L 19/123 - Einführung einer Bürgersprech- und Fragestunde mit dem Bürgermeister und Senat

Petent/in nicht öffentlich
Petition richtet sich an
Petitionsausschuss der Bremischen Bürgerschaft

10 Unterschriften

Die Petition wurde abgeschlossen

10 Unterschriften

Die Petition wurde abgeschlossen

  1. Gestartet 2016
  2. Sammlung beendet
  3. Eingereicht
  4. Dialog
  5. Beendet

Dies ist eine Online-Petition der Bremischen Bürgerschaft.

Petition richtet sich an: Petitionsausschuss der Bremischen Bürgerschaft

Einführung einer regelmäßigen Bürgersprechstunde/Fragestunde.

Wie in anderen Städten bereits erfolgreich eingeführt, schlage ich auch für Bremen und Bremerhaven eine Bürgersprech- und -fragestunde mit Bürgermeister und Senat vor. Wichtige Bürgerthemen mit übergreifendem Interesse gibt es mehr als genug. Nur als stellvertretende Beispiele:

-katastrophale Zustände im Jugendamt (Kurier am Sonntag 25. Sept.)

-innere Sicherheit/Flüchtlinge

-Verkehrsplanungen

-Finanzsituation

-und und und

Als Ort kommen m.E. Rathaus und Bürgerschaftsgebäude in Betracht. Ob Themen/Fragen spontan erfolgen dürften, oder vorher eingereicht werden müssten, wäre ein noch zu klärender Ablauf.

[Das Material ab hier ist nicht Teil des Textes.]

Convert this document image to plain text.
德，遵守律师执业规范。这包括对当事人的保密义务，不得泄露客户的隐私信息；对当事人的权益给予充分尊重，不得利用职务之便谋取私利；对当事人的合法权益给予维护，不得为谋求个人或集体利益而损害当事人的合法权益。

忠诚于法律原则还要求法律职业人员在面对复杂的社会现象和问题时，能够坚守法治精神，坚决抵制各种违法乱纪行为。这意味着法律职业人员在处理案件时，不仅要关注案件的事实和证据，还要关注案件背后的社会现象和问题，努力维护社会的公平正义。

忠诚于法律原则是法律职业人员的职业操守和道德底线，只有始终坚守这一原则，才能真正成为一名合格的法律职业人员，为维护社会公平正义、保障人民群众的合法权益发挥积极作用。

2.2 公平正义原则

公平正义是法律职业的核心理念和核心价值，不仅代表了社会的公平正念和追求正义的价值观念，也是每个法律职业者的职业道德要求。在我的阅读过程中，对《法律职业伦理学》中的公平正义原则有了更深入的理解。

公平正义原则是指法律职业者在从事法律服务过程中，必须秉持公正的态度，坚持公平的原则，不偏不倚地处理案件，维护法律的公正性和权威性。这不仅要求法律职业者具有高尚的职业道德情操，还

Die Einführung könnte ohne große Vorplanungen sehr kurzfristig erfolgen.

Angaben zur Petition

Petition gestartet: 25.10.2016
Sammlung endet: 07.12.2016
Region: Freie Hansestadt Bremen
Kategorie:  

Neuigkeiten

  • Auszug aus dem Bericht des Petitionsausschusses (Land) Nr. 23 vom 3. November 2017

    Der Ausschuss bittet, folgende Eingabe für erledigt zu erklären, weil die Bürgerschaft keine
    Möglichkeit sieht, der Eingabe zu entsprechen:


    Eingabe Nr.: L 19/123

    Gegenstand:
    Einführung einer Bürgersprech- und Fragestunde mit dem Bürgermeister und Senat

    Begründung:
    Der Petent regt an, regelmäßige Bürgersprechstunden/Fragestunden mit dem Bürgermeister oder
    den Mitgliedern des Senats einzuführen. Dort könnten wichtige Themen mit übergreifendem
    Interesse besprochen werden. Andere Städte hätten dieses Instrument bereits erfolgreich
    eingeführt. Die Petition wird von 10 Mitzeichnerinnen und Mitzeichnern unterstützt.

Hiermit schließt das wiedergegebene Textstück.